Bible Study: Acts 13-14

There are a couple major shifts that happen as we approach the midway point of the book of Acts. In these chapters, Paul becomes the main character, and Peter and the Twelve almost entirely drop out of the story. The center of the story also shifts from Jerusalem, the Jewish capital city, to Antioch, located in Syria, a thoroughly Greek/Gentile area. From this city, Paul will begin several missionary journeys which are described in the remainder of the book of Acts, and he returns here often, making Antioch a center of Christianity. (The modern day city of Antakya, in Turkey, remains.)

Part of the reason given for this shift to Antioch is that the Jewish religious leaders continue to reject the message of Jesus, even when many people who hear Paul and Barnabas speak in synagogues are converted. Indeed, they are even willing to travel over a hundred kilometers to drive the apostles out of other cities (14:19), even resorting to violence to be rid of them. The zeal that Saul showed in earlier chapters to curb the Christian proclamation is now turned on him, as he becomes a victim of their efforts to stop his preaching.

Notice the difference between the style of Paul’s proclamation in these two chapters. Chapter 13 takes place in Antioch of Pisidia, not to be confused with Antioch in Syria (modern Turkey). Here Paul is speaking to an audience of Jews in a synagogue, and so builds on their existing faith and understanding of how God works through Moses, the wilderness, prophets, kings, and finally to Jesus, descended from David. They demonstrate in this long sermon that God is doing what God always does: save the people from their oppressors. But the following week trouble develops. They are run out of town by jealous Jews, who realize they will lose control of their synagogue, including the content of what is taught there, if the people continue to follow Paul. In verse 47, Paul and Barnabas quote Isaiah, turning the promise to and identity of the Israelites to themselves as Christians, to be “a light for the nations/Gentiles”. While they continue to preach in synagogues (and to be challenged by Jewish authorities), their focus will diversify from here on out, to include Gentiles, some of whom have been “God-fearers” (associated with a synagogue, and somewhat familiar with Jewish moral teaching), and many who are completely unaware of the God of the Ancestors.

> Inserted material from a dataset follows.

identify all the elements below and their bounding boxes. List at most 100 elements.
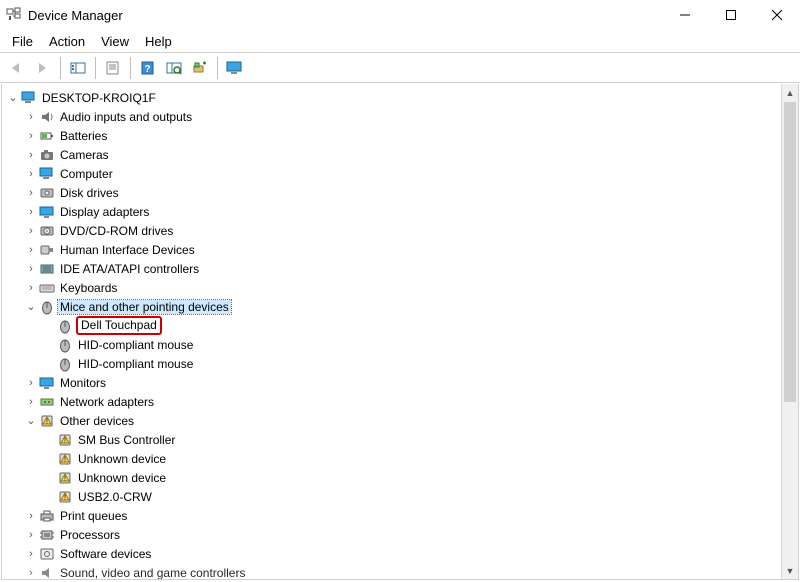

We see such a group in chapter 14. Paul and Barnabas have arrived in a place where they cannot speak the language, but continue to preach and heal anyway. They appeal to the order of nature (v. 15) rather than to Hebrew scripture to build their case for God acting through Jesus and now the Holy Spirit, by whom the crippled man was healed (vs 8-10). That the locals so readily associate this miracle with Zeus and Hermes indicates these are not even on the margins of Jewish society, so Paul and Barnabas don’t preach the same way they did at the Antioch (Pisidia) synagogue.
We begin to see here polarization among religions. Earlier in Acts, people were practicing Jewish tradition and “adding” faith in the resurrected Jesus; they didn’t have to choose between them. As the jealousy and anger of the Jewish leaders intensifies, it is harder for this blending of traditions to happen and be accepted. In converting Gentiles, it is assumed that they abandon their pagan religious traditions to become Christian (which still holds many Jewish traditions, as we do today), but we know it was probably not such a tidy switch from one to the other; old habits are hard to break, traditions and holidays are held dear.

In our own time, we know the complication and the pain of such polarization. As we observe the 500th anniversary of Luther’s 95 Theses, we are reminded of the centuries of pain and sinfulness we have inflicted on, and received from, Roman Catholic tradition, and on other Protestants. We have experienced in our recent history the split from the ELCA of two new Lutheran denominations, with whom we do not have table or pulpit fellowship. We see the ongoing persecution of Muslims, which has been present from the foundation of Islam in the same ways the Jews in Acts are persecuting the Christians there. If the central message of Christianity is reconciliation—we are reconciled to God in Christ Jesus—what is our response, and our responsibility, in times of division? How are we called to be Christ, rather than to be Christian or to be Lutheran, to create space and opportunity for reconciliation to happen? Just because this is an old problem doesn’t mean we can just let it stand. What can we learn about reconciliation from Acts, both how to, and how NOT to?

Our guiding questions:
1.     What is God doing?
2.     What are the people doing?

3.     What do we learn about being church?